Anladığım ve öğrendiğim kadarıyla Cevdet Yılmaz, Erdoğan ile Şimşek arasında “köprü”! Seçimden iki gün sonra yapılan uluslararası değerlendirmelerde, Cevdet Yılmaz'ın, Şimşek'in kontrolünde çalışacağı konusunda yazılar kaleme alınmıştı ama durumun daha farklı olduğu anlaşılıyor. Biraz daha açalım…
Erdoğan'a verilen brifingler
Beştepe ve AKP çevrelerinde Cevdet Yılmaz'ın izleyeceği yol haritası üzerinde yapılan değerlendirmeleri de masaya yatıralım. Dünyanın yaşadığı sorunu “büyüme, istihdam ve enflasyon” üzerinden okuyan Yılmaz ve arkadaşlarının Erdoğan'la anlaştığı konu şu:
“Yatırım, istihdam, üretim ve ihracat yoluyla büyüme. Bu konuda, büyüme ve istihdamdan ödün vermeden enflasyonla mücadele etmeyi planlıyorlar. Ekonomi bakanlıkları da bu konuda Yılmaz'la uyumlu olacaktır.”

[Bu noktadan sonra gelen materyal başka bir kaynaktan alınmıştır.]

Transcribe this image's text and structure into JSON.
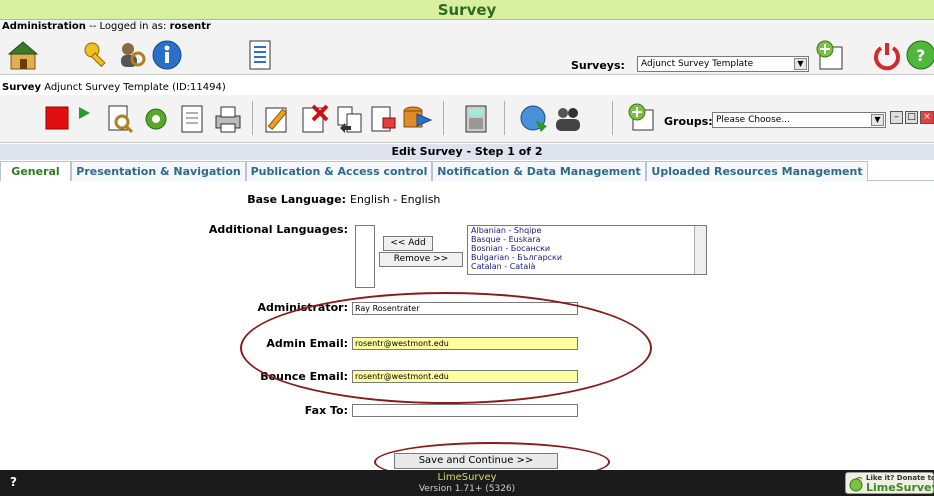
{
  "window": {
    "title": "Survey"
  },
  "admin": {
    "prefix": "Administration",
    "logged_text": " -- Logged in as: ",
    "user": "rosentr"
  },
  "surveys": {
    "label": "Surveys:",
    "selected": "Adjunct Survey Template"
  },
  "survey_info": {
    "prefix": "Survey",
    "name": "Adjunct Survey Template (ID:11494)"
  },
  "groups": {
    "label": "Groups:",
    "selected": "Please Choose..."
  },
  "page": {
    "step_title": "Edit Survey - Step 1 of 2"
  },
  "tabs": [
    {
      "label": "General"
    },
    {
      "label": "Presentation & Navigation"
    },
    {
      "label": "Publication & Access control"
    },
    {
      "label": "Notification & Data Management"
    },
    {
      "label": "Uploaded Resources Management"
    }
  ],
  "form": {
    "base_language_label": "Base Language:",
    "base_language_value": "English - English",
    "additional_languages_label": "Additional Languages:",
    "add_button": "<< Add",
    "remove_button": "Remove >>",
    "language_options": [
      "Albanian - Shqipe",
      "Basque - Euskara",
      "Bosnian - Босански",
      "Bulgarian - Български",
      "Catalan - Català"
    ],
    "administrator_label": "Administrator:",
    "administrator_value": "Ray Rosentrater",
    "admin_email_label": "Admin Email:",
    "admin_email_value": "rosentr@westmont.edu",
    "bounce_email_label": "Bounce Email:",
    "bounce_email_value": "rosentr@westmont.edu",
    "fax_label": "Fax To:",
    "fax_value": "",
    "save_button": "Save and Continue >>"
  },
  "footer": {
    "help": "?",
    "app_name": "LimeSurvey",
    "version": "Version 1.71+ (5326)",
    "donate_line1": "Like it? Donate to",
    "donate_line2": "LimeSurvey"
  },
  "colors": {
    "title_bar": "#d9f0a3",
    "title_text": "#2f6b1e",
    "highlight_field": "#ffffa0",
    "annotation_oval": "#8b1a1a",
    "footer_bg": "#1b1b1b"
  }
}
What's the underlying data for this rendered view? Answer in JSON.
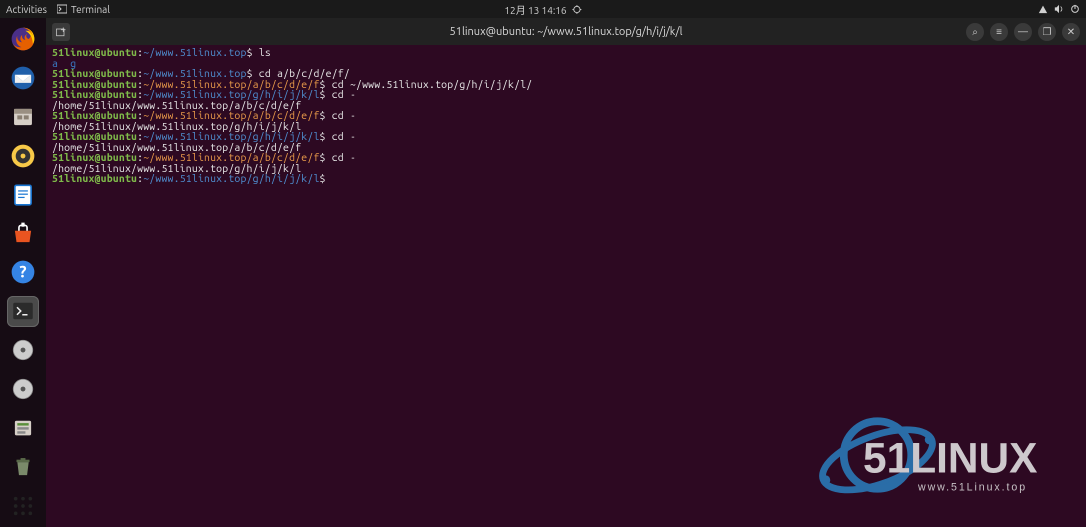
{
  "topbar": {
    "activities": "Activities",
    "app_name": "Terminal",
    "datetime": "12月 13 14:16"
  },
  "dock": {
    "items": [
      "firefox-icon",
      "thunderbird-icon",
      "files-icon",
      "rhythmbox-icon",
      "libreoffice-writer-icon",
      "ubuntu-software-icon",
      "help-icon",
      "terminal-icon",
      "disc-icon",
      "disc-icon",
      "additional-drivers-icon",
      "trash-icon"
    ],
    "apps_label": "Show Applications"
  },
  "window": {
    "title": "51linux@ubuntu: ~/www.51linux.top/g/h/i/j/k/l",
    "buttons": {
      "search": "⌕",
      "menu": "≡",
      "minimize": "—",
      "restore": "❐",
      "close": "✕"
    }
  },
  "terminal": {
    "user_host": "51linux@ubuntu",
    "lines": [
      {
        "path": "~/www.51linux.top",
        "cmd": "ls"
      },
      {
        "ls_out": [
          "a",
          "g"
        ]
      },
      {
        "path": "~/www.51linux.top",
        "cmd": "cd a/b/c/d/e/f/"
      },
      {
        "path_orange": "~/www.51linux.top/a/b/c/d/e/f",
        "cmd": "cd ~/www.51linux.top/g/h/i/j/k/l/"
      },
      {
        "path": "~/www.51linux.top/g/h/i/j/k/l",
        "cmd": "cd -"
      },
      {
        "plain": "/home/51linux/www.51linux.top/a/b/c/d/e/f"
      },
      {
        "path_orange": "~/www.51linux.top/a/b/c/d/e/f",
        "cmd": "cd -"
      },
      {
        "plain": "/home/51linux/www.51linux.top/g/h/i/j/k/l"
      },
      {
        "path": "~/www.51linux.top/g/h/i/j/k/l",
        "cmd": "cd -"
      },
      {
        "plain": "/home/51linux/www.51linux.top/a/b/c/d/e/f"
      },
      {
        "path_orange": "~/www.51linux.top/a/b/c/d/e/f",
        "cmd": "cd -"
      },
      {
        "plain": "/home/51linux/www.51linux.top/g/h/i/j/k/l"
      },
      {
        "path": "~/www.51linux.top/g/h/i/j/k/l",
        "cmd": ""
      }
    ]
  },
  "watermark": {
    "brand": "51LINUX",
    "url": "www.51Linux.top"
  }
}
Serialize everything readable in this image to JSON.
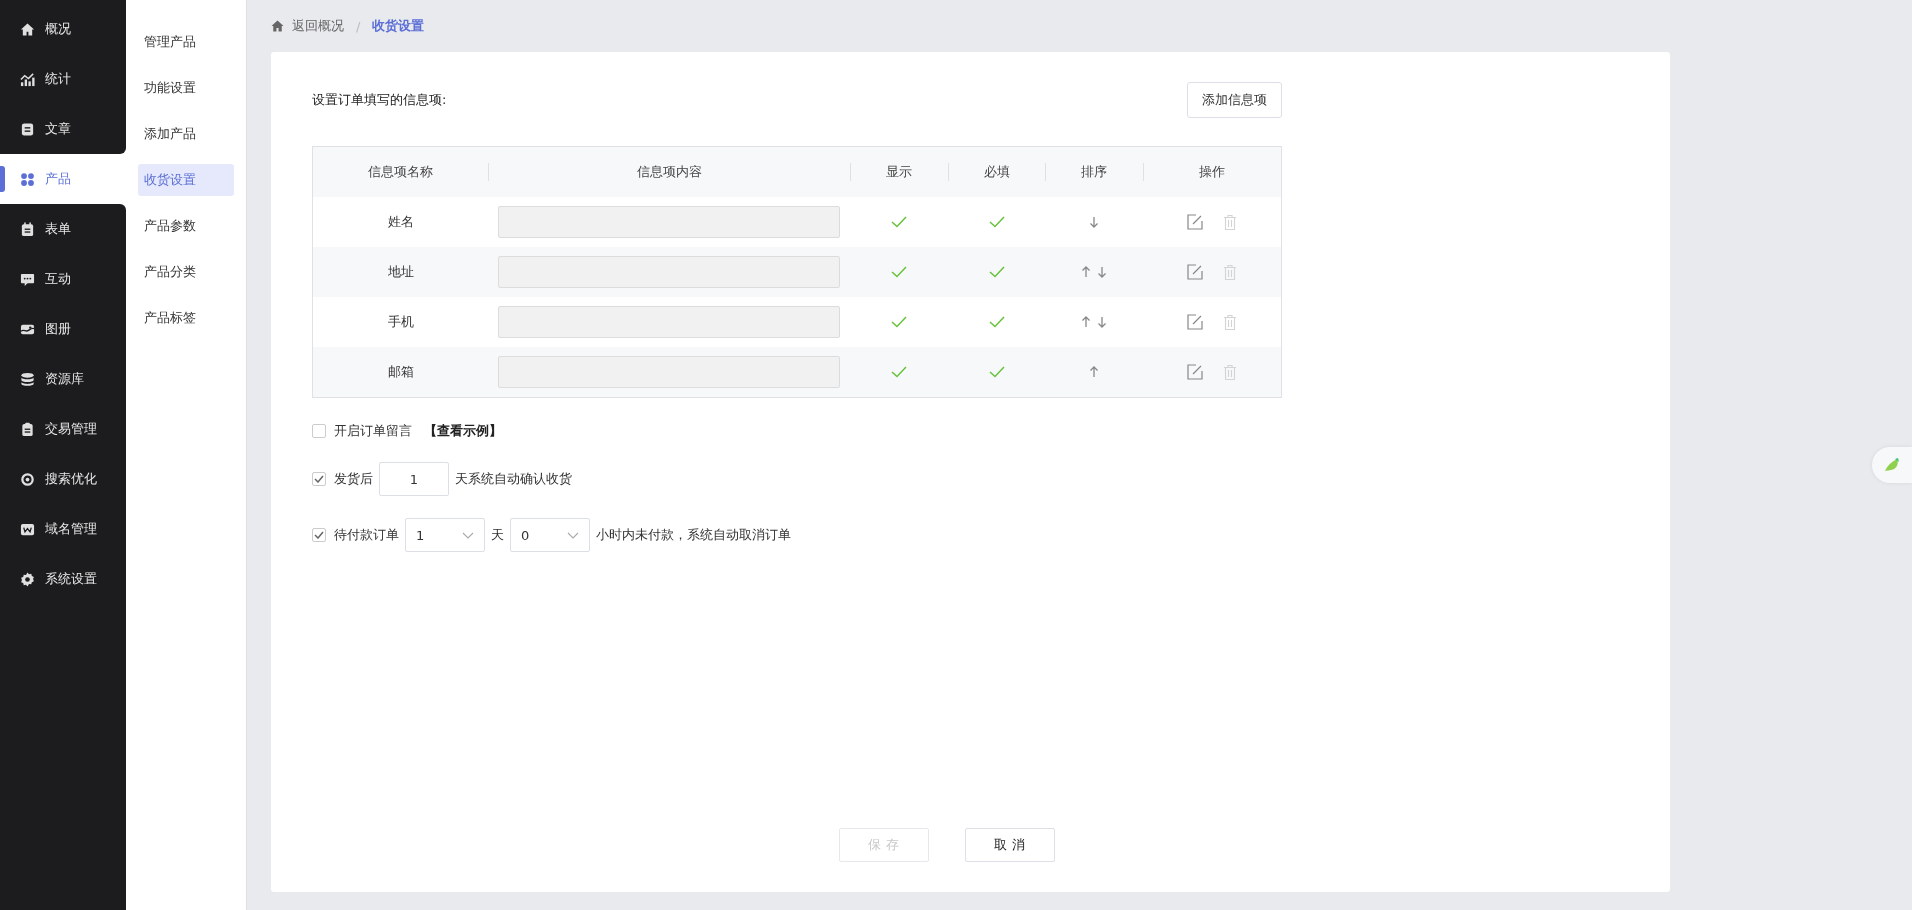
{
  "nav": {
    "items": [
      {
        "label": "概况",
        "selected": false
      },
      {
        "label": "统计",
        "selected": false
      },
      {
        "label": "文章",
        "selected": false
      },
      {
        "label": "产品",
        "selected": true
      },
      {
        "label": "表单",
        "selected": false
      },
      {
        "label": "互动",
        "selected": false
      },
      {
        "label": "图册",
        "selected": false
      },
      {
        "label": "资源库",
        "selected": false
      },
      {
        "label": "交易管理",
        "selected": false
      },
      {
        "label": "搜索优化",
        "selected": false
      },
      {
        "label": "域名管理",
        "selected": false
      },
      {
        "label": "系统设置",
        "selected": false
      }
    ]
  },
  "subnav": {
    "items": [
      {
        "label": "管理产品",
        "selected": false
      },
      {
        "label": "功能设置",
        "selected": false
      },
      {
        "label": "添加产品",
        "selected": false
      },
      {
        "label": "收货设置",
        "selected": true
      },
      {
        "label": "产品参数",
        "selected": false
      },
      {
        "label": "产品分类",
        "selected": false
      },
      {
        "label": "产品标签",
        "selected": false
      }
    ]
  },
  "breadcrumb": {
    "back": "返回概况",
    "separator": "/",
    "current": "收货设置"
  },
  "section_title": "设置订单填写的信息项:",
  "add_button": "添加信息项",
  "table": {
    "columns": [
      "信息项名称",
      "信息项内容",
      "显示",
      "必填",
      "排序",
      "操作"
    ],
    "rows": [
      {
        "name": "姓名",
        "show": true,
        "required": true,
        "can_move_up": false,
        "can_move_down": true,
        "delete_disabled": true
      },
      {
        "name": "地址",
        "show": true,
        "required": true,
        "can_move_up": true,
        "can_move_down": true,
        "delete_disabled": true
      },
      {
        "name": "手机",
        "show": true,
        "required": true,
        "can_move_up": true,
        "can_move_down": true,
        "delete_disabled": true
      },
      {
        "name": "邮箱",
        "show": true,
        "required": true,
        "can_move_up": true,
        "can_move_down": false,
        "delete_disabled": true
      }
    ]
  },
  "order_note": {
    "checked": false,
    "label": "开启订单留言",
    "link": "【查看示例】"
  },
  "auto_confirm": {
    "checked": true,
    "before": "发货后",
    "value": "1",
    "after": "天系统自动确认收货"
  },
  "auto_cancel": {
    "checked": true,
    "label": "待付款订单",
    "days": "1",
    "days_unit": "天",
    "hours": "0",
    "after": "小时内未付款，系统自动取消订单"
  },
  "buttons": {
    "save": {
      "label": "保 存",
      "disabled": true
    },
    "cancel": {
      "label": "取 消"
    }
  }
}
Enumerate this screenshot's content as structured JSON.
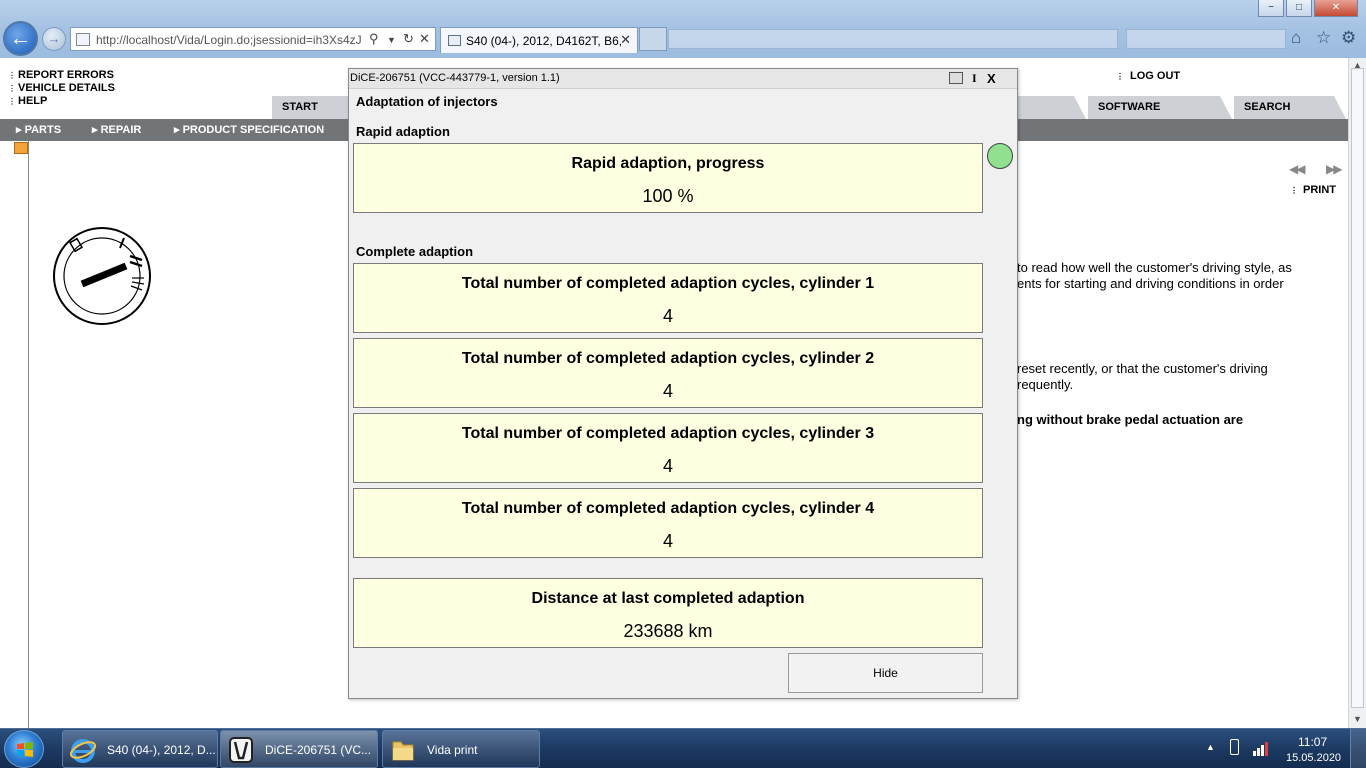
{
  "browser": {
    "address": "http://localhost/Vida/Login.do;jsessionid=ih3Xs4zJ",
    "tab_title": "S40 (04-), 2012, D4162T, B6, ...",
    "window_controls": {
      "minimize": "−",
      "maximize": "□",
      "close": "✕"
    }
  },
  "page": {
    "top_links": [
      "REPORT ERRORS",
      "VEHICLE DETAILS",
      "HELP"
    ],
    "logout": "LOG OUT",
    "tabs": [
      "START",
      "SOFTWARE",
      "SEARCH"
    ],
    "subnav": [
      "PARTS",
      "REPAIR",
      "PRODUCT SPECIFICATION"
    ],
    "print": "PRINT",
    "text_lines": [
      "to read how well the customer's driving style, as",
      "ents for starting and driving conditions in order",
      "reset recently, or that the customer's driving",
      "requently.",
      "ng without brake pedal actuation are"
    ]
  },
  "dialog": {
    "title": "DiCE-206751  (VCC-443779-1, version 1.1)",
    "info_label": "I",
    "close_label": "X",
    "heading": "Adaptation of injectors",
    "rapid_section": "Rapid adaption",
    "rapid_progress": {
      "label": "Rapid adaption, progress",
      "value": "100 %"
    },
    "status_color": "#90e090",
    "complete_section": "Complete adaption",
    "cylinders": [
      {
        "label": "Total number of completed adaption cycles, cylinder 1",
        "value": "4"
      },
      {
        "label": "Total number of completed adaption cycles, cylinder 2",
        "value": "4"
      },
      {
        "label": "Total number of completed adaption cycles, cylinder 3",
        "value": "4"
      },
      {
        "label": "Total number of completed adaption cycles, cylinder 4",
        "value": "4"
      }
    ],
    "distance": {
      "label": "Distance at last completed adaption",
      "value": "233688 km"
    },
    "hide_button": "Hide"
  },
  "taskbar": {
    "items": [
      {
        "label": "S40 (04-), 2012, D...",
        "icon": "internet-explorer-icon"
      },
      {
        "label": "DiCE-206751   (VC...",
        "icon": "volvo-dice-icon"
      },
      {
        "label": "Vida print",
        "icon": "folder-icon"
      }
    ],
    "time": "11:07",
    "date": "15.05.2020"
  }
}
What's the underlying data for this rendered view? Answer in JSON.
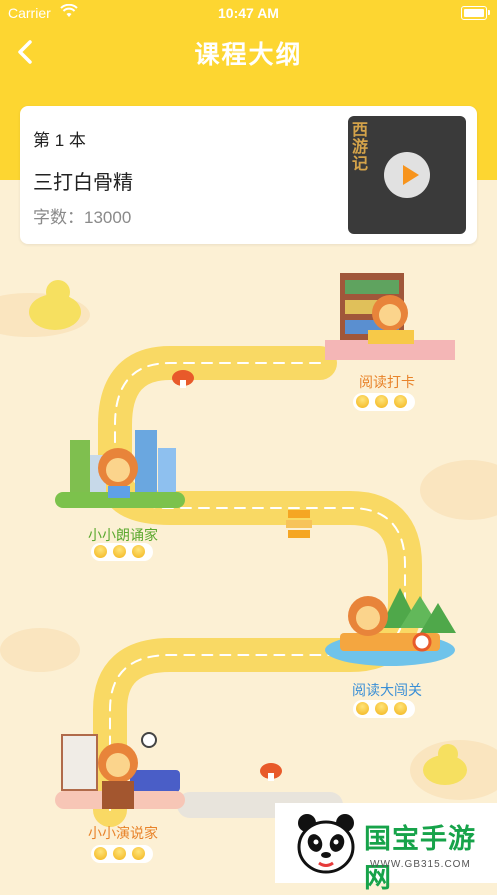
{
  "status_bar": {
    "carrier": "Carrier",
    "time": "10:47 AM"
  },
  "header": {
    "title": "课程大纲"
  },
  "book_card": {
    "book_number": "第 1 本",
    "book_title": "三打白骨精",
    "word_count": "字数：13000",
    "cover_title": "西游记"
  },
  "stages": [
    {
      "label": "阅读打卡",
      "stars": 3
    },
    {
      "label": "小小朗诵家",
      "stars": 3
    },
    {
      "label": "阅读大闯关",
      "stars": 3
    },
    {
      "label": "小小演说家",
      "stars": 3
    }
  ],
  "colors": {
    "accent": "#fdd631",
    "label_orange": "#e8832a",
    "label_green": "#5aa82e",
    "label_blue": "#3a8fd6",
    "path": "#fde27c"
  },
  "watermark": {
    "text": "国宝手游网",
    "url": "WWW.GB315.COM"
  }
}
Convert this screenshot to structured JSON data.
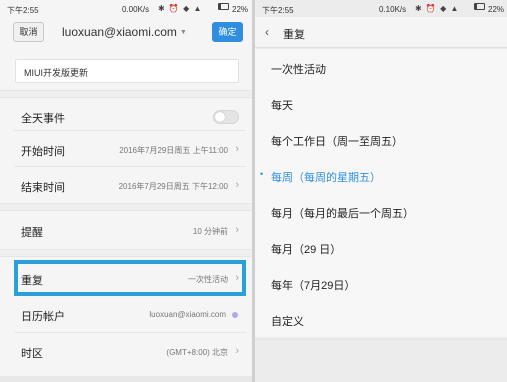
{
  "left": {
    "status": {
      "time": "下午2:55",
      "speed": "0.00K/s",
      "battery": "22%"
    },
    "cancel_label": "取消",
    "confirm_label": "确定",
    "account": "luoxuan@xiaomi.com",
    "title_value": "MIUI开发版更新",
    "rows": {
      "allday": {
        "label": "全天事件"
      },
      "start": {
        "label": "开始时间",
        "value": "2016年7月29日周五 上午11:00"
      },
      "end": {
        "label": "结束时间",
        "value": "2016年7月29日周五 下午12:00"
      },
      "reminder": {
        "label": "提醒",
        "value": "10 分钟前"
      },
      "repeat": {
        "label": "重复",
        "value": "一次性活动"
      },
      "calendar": {
        "label": "日历帐户",
        "value": "luoxuan@xiaomi.com"
      },
      "timezone": {
        "label": "时区",
        "value": "(GMT+8:00) 北京"
      }
    }
  },
  "right": {
    "status": {
      "time": "下午2:55",
      "speed": "0.10K/s",
      "battery": "22%"
    },
    "title": "重复",
    "options": [
      "一次性活动",
      "每天",
      "每个工作日（周一至周五）",
      "每周（每周的星期五）",
      "每月（每月的最后一个周五）",
      "每月（29 日）",
      "每年（7月29日）",
      "自定义"
    ],
    "selected_index": 3
  },
  "colors": {
    "accent": "#2f8fde",
    "highlight_border": "#2a9fd8"
  },
  "icons": {
    "back": "chevron-left-icon",
    "row_chevron": "chevron-right-icon"
  }
}
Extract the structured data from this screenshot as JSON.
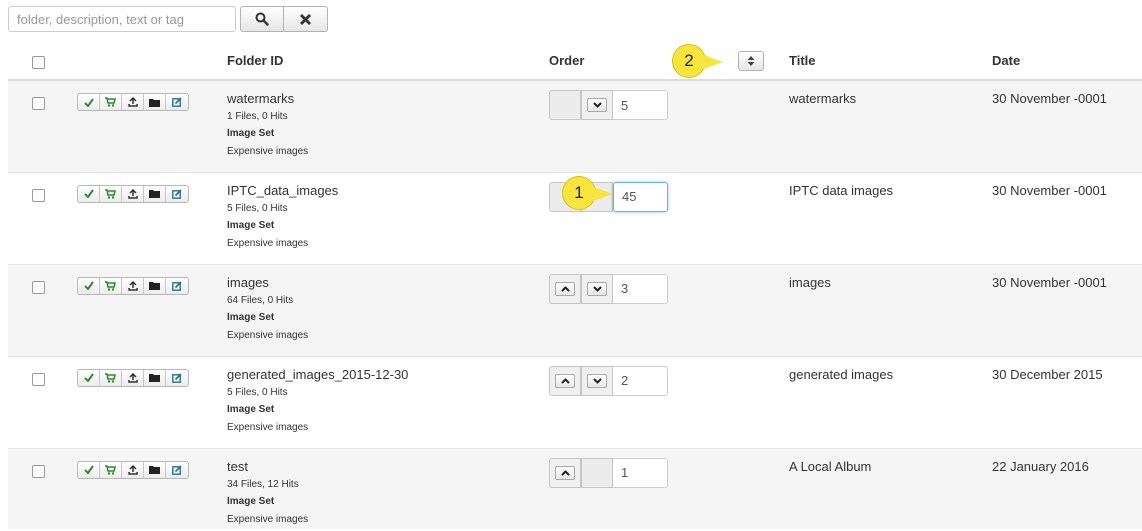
{
  "search": {
    "placeholder": "folder, description, text or tag"
  },
  "toolbar": {
    "search_button_icon": "search-icon",
    "clear_button_icon": "close-icon"
  },
  "header": {
    "folder_id": "Folder ID",
    "order": "Order",
    "title": "Title",
    "date": "Date"
  },
  "callouts": {
    "one": "1",
    "two": "2"
  },
  "colors": {
    "accent_green": "#2e8b2e",
    "callout": "#f7e53b",
    "focus": "#66afe9"
  },
  "rows": [
    {
      "folder": "watermarks",
      "meta": "1 Files, 0 Hits",
      "set": "Image Set",
      "desc": "Expensive images",
      "order": "5",
      "title": "watermarks",
      "date": "30 November -0001"
    },
    {
      "folder": "IPTC_data_images",
      "meta": "5 Files, 0 Hits",
      "set": "Image Set",
      "desc": "Expensive images",
      "order": "45",
      "title": "IPTC data images",
      "date": "30 November -0001"
    },
    {
      "folder": "images",
      "meta": "64 Files, 0 Hits",
      "set": "Image Set",
      "desc": "Expensive images",
      "order": "3",
      "title": "images",
      "date": "30 November -0001"
    },
    {
      "folder": "generated_images_2015-12-30",
      "meta": "5 Files, 0 Hits",
      "set": "Image Set",
      "desc": "Expensive images",
      "order": "2",
      "title": "generated images",
      "date": "30 December 2015"
    },
    {
      "folder": "test",
      "meta": "34 Files, 12 Hits",
      "set": "Image Set",
      "desc": "Expensive images",
      "order": "1",
      "title": "A Local Album",
      "date": "22 January 2016"
    }
  ]
}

Beştepe koridorlarından çarpıcı bir bilgi de şu:
“Erdoğan ve arkadaşları, 4-5 ay öncesinde kabine başta olmak üzere özellikle ekonomi yönetimi konusunda çalışmalarına başladı ve öncesinde bazı ekonomistlerden de değerlendirmeler, brifingler aldı. Aslında ekonomi modeli konusunda güncelleme yapmaya başladı. Erdoğan'a sunulan raporlarda vurgunun başlığı şu oldu: ‘Ekonominin düşmanı belirsizlik, güven ve ekip.' Beştepe de buna göre konumlanmaya gitti.”
Burada sorun şu: Merkez Bankası'nın özerkliği, faiz artırımı ve kemer sıkma konusunda Cevdet Yılmaz'la Şimşek farklı düşünüyor. Bu çelişkiyi nasıl giderecekler, göreceğiz!
Şimdi gelinen noktada yurtdışı kaynakları “sağlam” olan bir siyasetçi şu uyarıyı yaptı bana:
“İngiltere, Rusya, Çin üzerinden Türkiye okumaları yapmakta fayda var.”
SORU ŞU: Hakan Fidan, Yaşar Güler, Ali Yerlikaya, Yılmaz Tunç ve İbrahim Kalın'la birlikte yeni bir dönem mi başladı? Bunu da Beştepe ve güvenlik bürokrasisi üzerinden okumaya devam edeceğiz.